Why most organisations are not ready
Despite the pace of change, most retailers and brands are structurally unprepared. Product data is not designed to be interpreted by machines. Content is inconsistent across channels. Value is often implicit, not explicit. Processes for developing and syndicating content as slow and cumbersome. Access to derived behavioural attributes that can influence LLMs are scarce and hard to come by. And critically, most organisations are still optimising for human journeys not machine decision models.
As a result, when agents interpret the market, they rely on whatever signals are most structured, consistent, and easy to understand. That is not always the best product. It is the best-described product.
What winning looks like
Winning in this new environment requires a shift in mindset:
1. Design for agents, not just customers
Structure product data so it can be parsed, compared and ranked with confidence.
2. Make value explicit
AI Agents reward clarity - on price, benefits, availability, and use cases.
3. Engineer discoverability upstream
Influence how agents understand, shortlist and recommend your products or brand through content, context and behavioural attributes which add ‘brand authority’[8].
4. Compete on both sides of the journey
Win discoverability in external agents and deliver differentiated experiences in your own channels.
5. Build for memory, not just moments
Ensure your brand is consistently selected so it becomes part of the agent’s learned preferences and future recommendations.
Start now or lose the race before it begins
Agentic commerce will not replace traditional retail overnight. But it will reshape how demand is created and allocated, faster than most expect.

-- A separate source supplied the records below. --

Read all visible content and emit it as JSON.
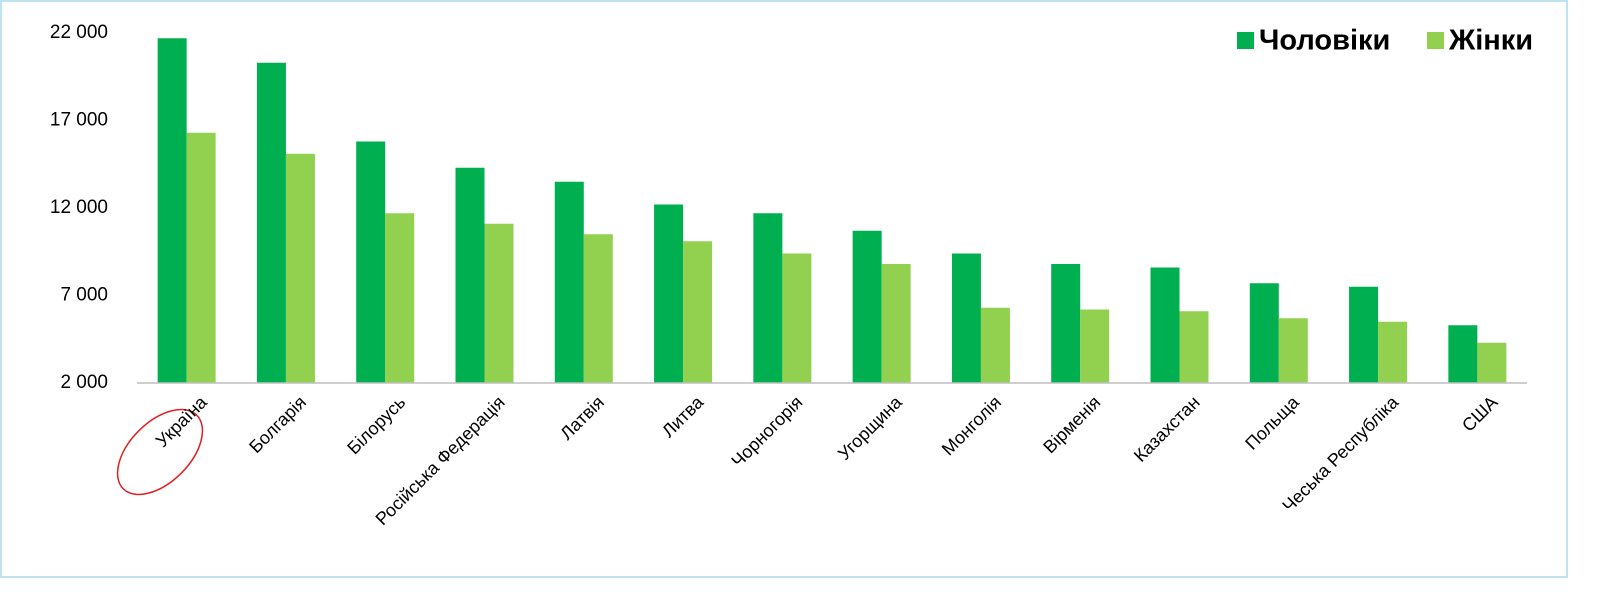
{
  "chart_data": {
    "type": "bar",
    "categories": [
      "Україна",
      "Болгарія",
      "Білорусь",
      "Російська Федерація",
      "Латвія",
      "Литва",
      "Чорногорія",
      "Угорщина",
      "Монголія",
      "Вірменія",
      "Казахстан",
      "Польща",
      "Чеська Республіка",
      "США"
    ],
    "series": [
      {
        "name": "Чоловіки",
        "color": "#00b050",
        "values": [
          21700,
          20300,
          15800,
          14300,
          13500,
          12200,
          11700,
          10700,
          9400,
          8800,
          8600,
          7700,
          7500,
          5300
        ]
      },
      {
        "name": "Жінки",
        "color": "#92d050",
        "values": [
          16300,
          15100,
          11700,
          11100,
          10500,
          10100,
          9400,
          8800,
          6300,
          6200,
          6100,
          5700,
          5500,
          4300
        ]
      }
    ],
    "ylim": [
      2000,
      22000
    ],
    "yticks": [
      {
        "value": 2000,
        "label": "2 000"
      },
      {
        "value": 7000,
        "label": "7 000"
      },
      {
        "value": 12000,
        "label": "12 000"
      },
      {
        "value": 17000,
        "label": "17 000"
      },
      {
        "value": 22000,
        "label": "22 000"
      }
    ],
    "legend": "top-right"
  }
}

Early movers will build structural advantage:
Influencing agents to become ‘loyal’ to their brand and products
Embedding into recommendation ecosystems
Becoming the “default” choices in personalised agent memory
What to do now
1. Audit your “AI visibility”: test how your top products appear in ChatGPT, Gemini and retail agents. Identify gaps in ranking, representation and consistency.
2. Fix your product data first: prioritise your revenue-driving products. Ensure attributes, benefits, use cases and price signals are structured, explicit and consistent across channels.
3. Define your “agent signals”: discover what proof points matter for agents (price advantage, ratings, availability, need states, substitution logic, nutritional or sustainability data) and make them machine-readable.
4. Run controlled experiments: treat agent environments like a new channel. Test changes to content and measure impact on your products share of voice.
5. Align ownership: assign clear accountability across data, media and loyalty teams as the new agentic commerce world cuts across the silos and it won’t happen by accident.
Late movers will be forced to buy back visibility in a market where control has already shifted. The implication is clear:
In the age of agentic commerce, you are no longer just competing for the customer’s attention. You are competing for the agent’s recommendation and its memory. And those that move first will not just win loyalty. They will define it.